Patients with the behavioral variant of FTD show striking personality changes with relative preservation of memory and language. It is thought to cause disinhibition leading to e.g. inappropriate comments, reduced tact, self-centred behaviour and emotional blunting (apathy, emotional coldness or loss of empathy).
Many patients have elements of obsessive-compulsive disorder (OCD) altered eating habits with weight gain and a craving for sweet foods.

Question 19

Semantic dementia

Answer 19

Patients suffering from semantic dementia gradually loose their ability to understand the meaning of words. An early feature is the inability to name objects (anomia) and there is gradual erosion of semantic categories used to classify people and objects. (apple, banana etc all described as fruit)

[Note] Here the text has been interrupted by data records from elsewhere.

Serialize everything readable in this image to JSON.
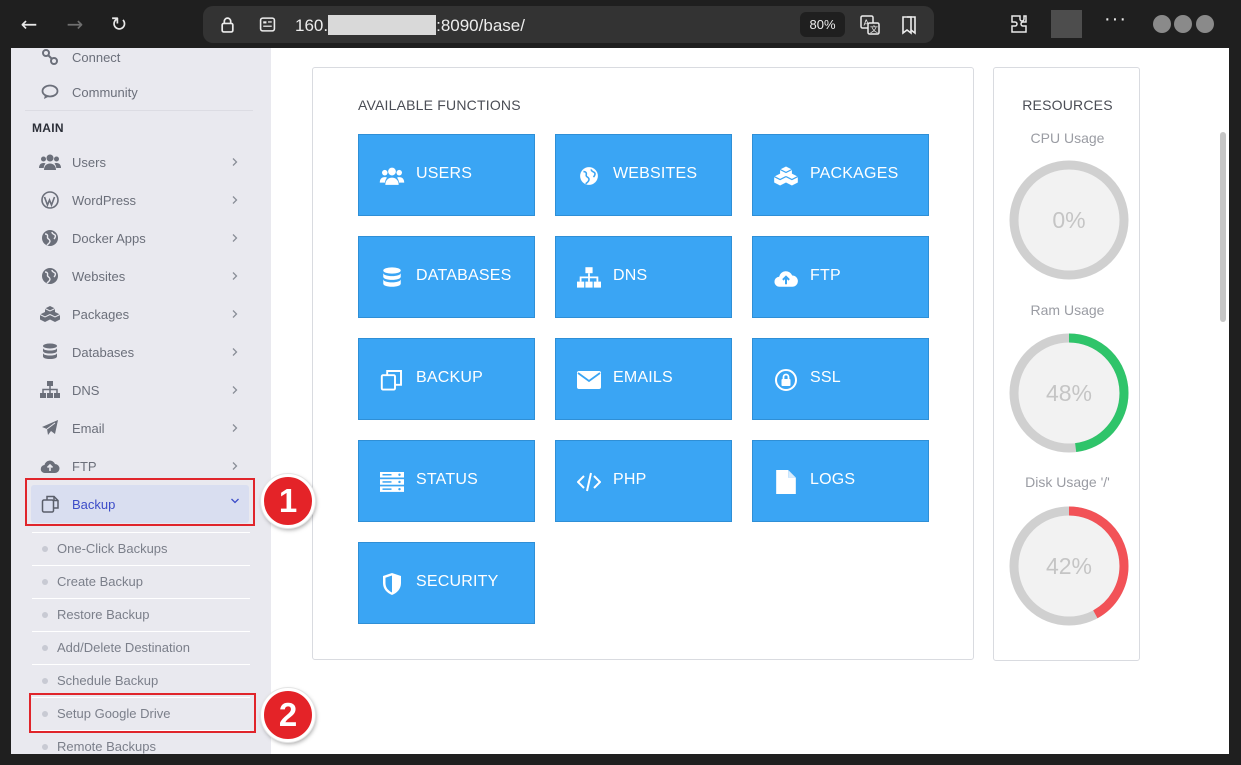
{
  "browser": {
    "url_prefix": "160.",
    "url_suffix": ":8090/base/",
    "zoom": "80%"
  },
  "sidebar": {
    "top_items": [
      {
        "label": "Connect",
        "icon": "connect-icon"
      },
      {
        "label": "Community",
        "icon": "chat-icon"
      }
    ],
    "section_heading": "MAIN",
    "items": [
      {
        "label": "Users",
        "icon": "users-icon"
      },
      {
        "label": "WordPress",
        "icon": "wordpress-icon"
      },
      {
        "label": "Docker Apps",
        "icon": "globe-icon"
      },
      {
        "label": "Websites",
        "icon": "globe-icon"
      },
      {
        "label": "Packages",
        "icon": "cubes-icon"
      },
      {
        "label": "Databases",
        "icon": "database-icon"
      },
      {
        "label": "DNS",
        "icon": "sitemap-icon"
      },
      {
        "label": "Email",
        "icon": "paper-plane-icon"
      },
      {
        "label": "FTP",
        "icon": "cloud-upload-icon"
      }
    ],
    "active_item": {
      "label": "Backup",
      "icon": "copy-icon"
    },
    "sub_items": [
      {
        "label": "One-Click Backups"
      },
      {
        "label": "Create Backup"
      },
      {
        "label": "Restore Backup"
      },
      {
        "label": "Add/Delete Destination"
      },
      {
        "label": "Schedule Backup"
      },
      {
        "label": "Setup Google Drive"
      },
      {
        "label": "Remote Backups"
      }
    ]
  },
  "annotations": [
    {
      "number": "1",
      "target": "Backup"
    },
    {
      "number": "2",
      "target": "Setup Google Drive"
    }
  ],
  "functions": {
    "title": "AVAILABLE FUNCTIONS",
    "tiles": [
      {
        "label": "USERS",
        "icon": "users-icon"
      },
      {
        "label": "WEBSITES",
        "icon": "globe-icon"
      },
      {
        "label": "PACKAGES",
        "icon": "cubes-icon"
      },
      {
        "label": "DATABASES",
        "icon": "database-icon"
      },
      {
        "label": "DNS",
        "icon": "sitemap-icon"
      },
      {
        "label": "FTP",
        "icon": "cloud-upload-icon"
      },
      {
        "label": "BACKUP",
        "icon": "copy-icon"
      },
      {
        "label": "EMAILS",
        "icon": "envelope-icon"
      },
      {
        "label": "SSL",
        "icon": "lock-icon"
      },
      {
        "label": "STATUS",
        "icon": "server-icon"
      },
      {
        "label": "PHP",
        "icon": "code-icon"
      },
      {
        "label": "LOGS",
        "icon": "file-icon"
      },
      {
        "label": "SECURITY",
        "icon": "shield-icon"
      }
    ],
    "tile_color": "#3aa5f4"
  },
  "resources": {
    "title": "RESOURCES",
    "gauges": [
      {
        "label": "CPU Usage",
        "value_text": "0%",
        "value": 0,
        "color": "#d0d0d0"
      },
      {
        "label": "Ram Usage",
        "value_text": "48%",
        "value": 48,
        "color": "#2fc46a"
      },
      {
        "label": "Disk Usage '/'",
        "value_text": "42%",
        "value": 42,
        "color": "#f25257"
      }
    ]
  }
}
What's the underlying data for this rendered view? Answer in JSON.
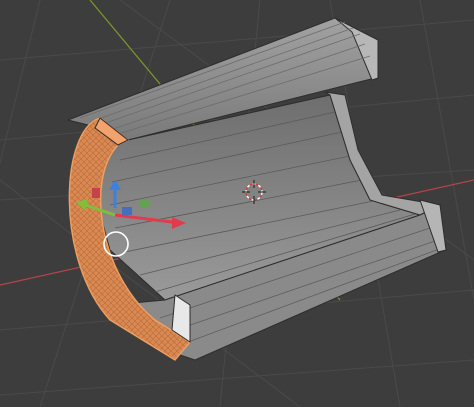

In advanced stages, semantic categories are lost altogether (plant vs animal) everyday objects may appear strange or frightening. Neuroimaging shows severe bilateral temporal lobe atrophy

Question 20

Progressive Non-fluent aphasia

Answer 20

In progressive non-fluent aphasia, patients experience expressive language difficulties (aphasia) with word substitutions and word-finding
problems, together with errors in grammar, syntax and pronunciation. In some cases there is progressive apraxia of speech, which has more to do with
motor control of the speech articulators. Neuroimaging in PNFA typically shows asymmetric brain atrophy which is most
severe in the left inferior frontal lobe and ‘perisylvian region’.